Add numbers and separators
Hopefully by now we’ve persuaded you not to use ‘P@$$w0rd’. But that doesn’t mean you can’t tweak your passphrase using non-alphabetic characters. For examples, visit www.snipca.com/39398, then click ‘Create a Passphrase’. You’ll see three dropdown menus: one to choose the number of words, one to set the minimum number of letters, and one to add a separator. It’s this last option that adds real complexity to your passphrase. Type a symbol into it, such as a dash, * (asterisk) or @, then click Generate Password, and a phrase will be suggested with that symbol inserted between the words. We chose the equals sign to produce ‘nursery half soften=pressure’
(see screenshot right). As well as a separator, you can tick the boxes to add an upper-case letter at the start, and a number at the end.
Get a second opinion
Most passphrase-generating sites tell you how secure a phrase is by estimating how long it would take to crack. For a second opinion paste your passphrase into https://howsecureismypassword.net.

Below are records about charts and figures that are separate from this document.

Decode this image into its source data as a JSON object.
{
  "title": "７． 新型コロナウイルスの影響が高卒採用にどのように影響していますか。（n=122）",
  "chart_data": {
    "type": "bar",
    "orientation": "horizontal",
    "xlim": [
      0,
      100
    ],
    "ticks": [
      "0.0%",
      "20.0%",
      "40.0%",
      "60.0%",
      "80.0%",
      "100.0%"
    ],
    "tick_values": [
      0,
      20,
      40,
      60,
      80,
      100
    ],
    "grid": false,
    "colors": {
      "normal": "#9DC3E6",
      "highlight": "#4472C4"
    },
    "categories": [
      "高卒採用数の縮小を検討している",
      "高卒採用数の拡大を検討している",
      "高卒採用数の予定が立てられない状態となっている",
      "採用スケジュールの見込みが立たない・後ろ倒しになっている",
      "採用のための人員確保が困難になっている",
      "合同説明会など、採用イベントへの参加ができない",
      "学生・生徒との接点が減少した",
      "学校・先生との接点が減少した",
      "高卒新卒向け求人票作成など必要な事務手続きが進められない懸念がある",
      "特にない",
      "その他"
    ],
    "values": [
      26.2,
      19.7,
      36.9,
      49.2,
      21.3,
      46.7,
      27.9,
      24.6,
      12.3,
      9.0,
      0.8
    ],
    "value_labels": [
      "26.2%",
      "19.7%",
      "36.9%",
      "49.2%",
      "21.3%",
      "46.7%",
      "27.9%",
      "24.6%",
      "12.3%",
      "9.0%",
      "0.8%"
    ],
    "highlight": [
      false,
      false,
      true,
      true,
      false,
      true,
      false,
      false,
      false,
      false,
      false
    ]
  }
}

We pasted a 12-word phrase created by www. useapassphrase.com, and it claimed it would take eight hundred quintillion quadragintillion years to crack. That’s so long as to be meaningless in human terms (quadragintillion is a 1 followed by 123 zeroes!).

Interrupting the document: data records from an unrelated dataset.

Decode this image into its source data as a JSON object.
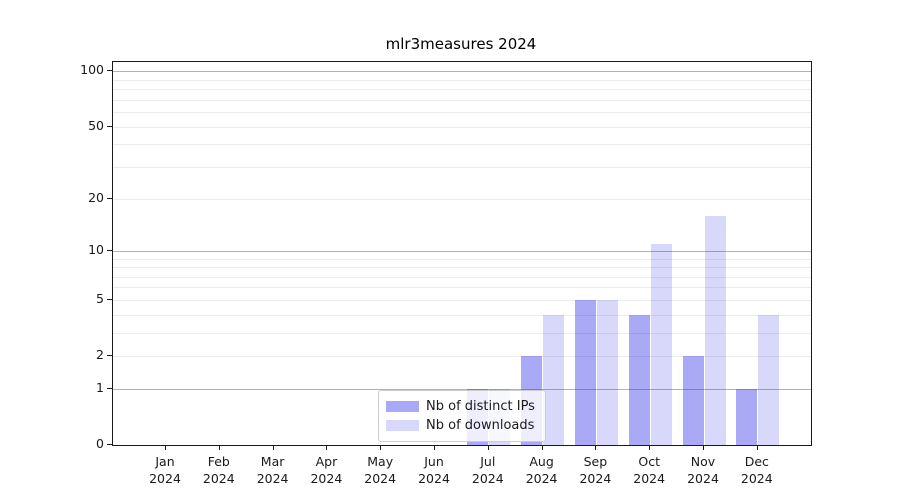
{
  "chart_data": {
    "type": "bar",
    "title": "mlr3measures 2024",
    "xlabel": "",
    "ylabel": "",
    "year_label": "2024",
    "categories": [
      "Jan",
      "Feb",
      "Mar",
      "Apr",
      "May",
      "Jun",
      "Jul",
      "Aug",
      "Sep",
      "Oct",
      "Nov",
      "Dec"
    ],
    "series": [
      {
        "name": "Nb of distinct IPs",
        "color": "rgba(40,40,230,0.40)",
        "values": [
          0,
          0,
          0,
          0,
          0,
          0,
          1,
          2,
          5,
          4,
          2,
          1
        ]
      },
      {
        "name": "Nb of downloads",
        "color": "rgba(40,40,230,0.18)",
        "values": [
          0,
          0,
          0,
          0,
          0,
          0,
          1,
          4,
          5,
          11,
          16,
          4
        ]
      }
    ],
    "yscale": "log1p",
    "ylim": [
      0,
      112
    ],
    "yticks": [
      0,
      1,
      2,
      5,
      10,
      20,
      50,
      100
    ],
    "grid": {
      "on": true,
      "major_values": [
        1,
        10,
        100
      ],
      "minor_values": [
        2,
        3,
        4,
        5,
        6,
        7,
        8,
        9,
        20,
        30,
        40,
        50,
        60,
        70,
        80,
        90
      ],
      "major_color": "#b3b3b3",
      "minor_color": "#ececec"
    },
    "legend": {
      "position": "lower center",
      "entries": [
        "Nb of distinct IPs",
        "Nb of downloads"
      ]
    }
  }
}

Incidentally, click the accessibility icon (stick man) at the bottom right of https:// howsecureismy password.net for an impressive menu of options to make the site easier to read. These include changing colours, contrast, font size and letter spacing.
Should you trust a website to generate your password?

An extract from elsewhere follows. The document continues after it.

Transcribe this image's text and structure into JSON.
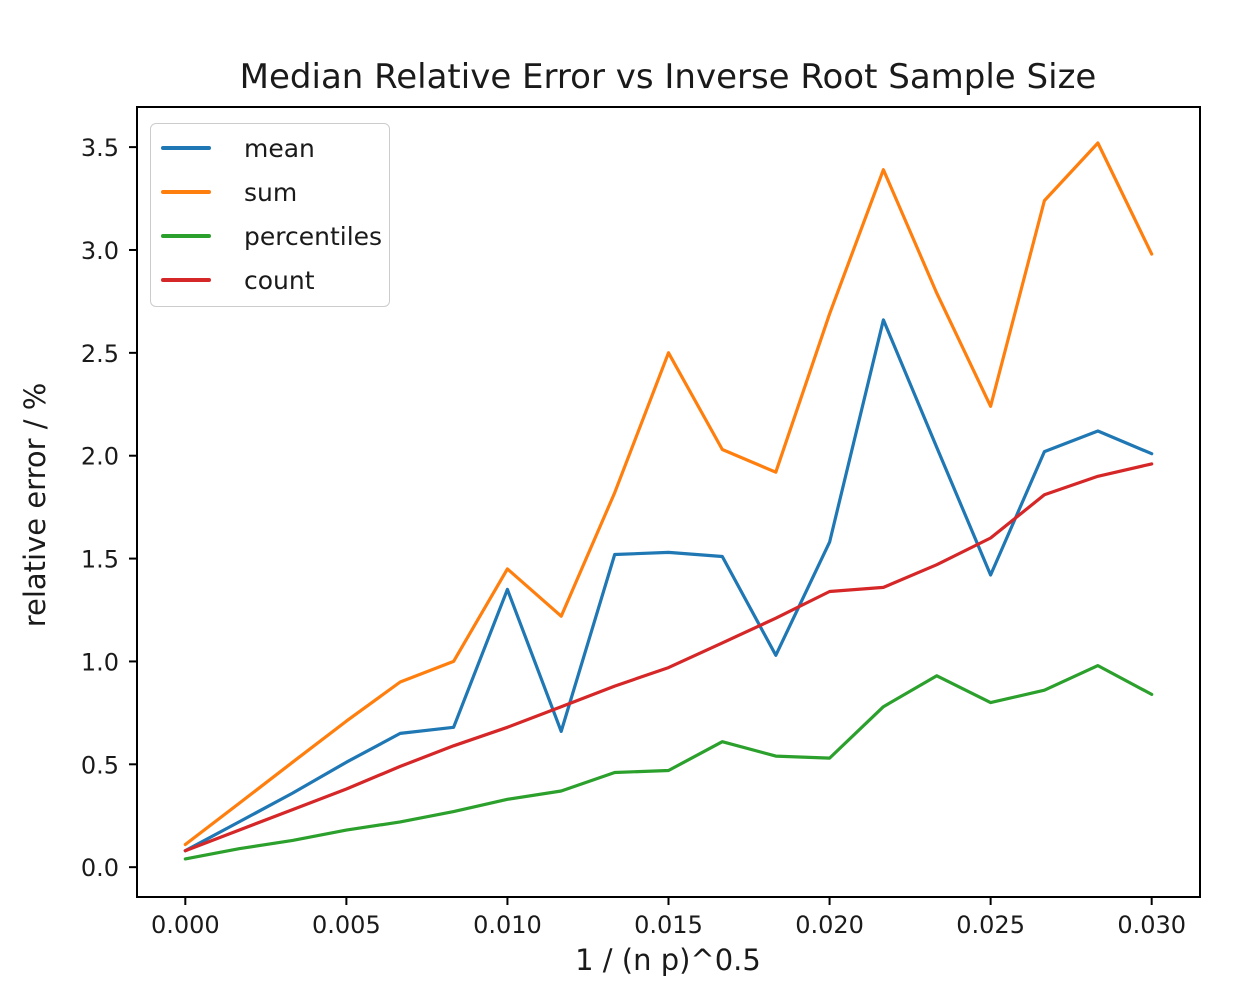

It’s a fair question. The creators of www. useapassphrase.com answer it this way: “Honestly? Probably not”. They go on to
say that all the passwords it suggests are generated in your browser, and therefore not saved nor sent anywhere. Similar claims are made by all the sites we recommend here, and we have no reason to doubt them.
But you may also ask why you need a website to give you a random phrase. The answer is that randomness doesn’t come easily to humans. We can’t help but look for patterns in life. That doesn’t mean humans can’t devise suitably obscure phrases, and to prove it we just came up with ‘tusk banana alabaster cottage’, which https://howsecureismypassword. net says would take six thousand trillion trillion years to crack. But some bias in our neural circuitry would’ve helped to produce that phrase: we did eat a banana earlier, for instance, and we’ve just booked a holiday cottage in Devon.
Probably the best option is to combine human brains with computer brawn – so ask one of these sites for phrases, choose one you’re likely to remember, then personalise it to make it harder to crack.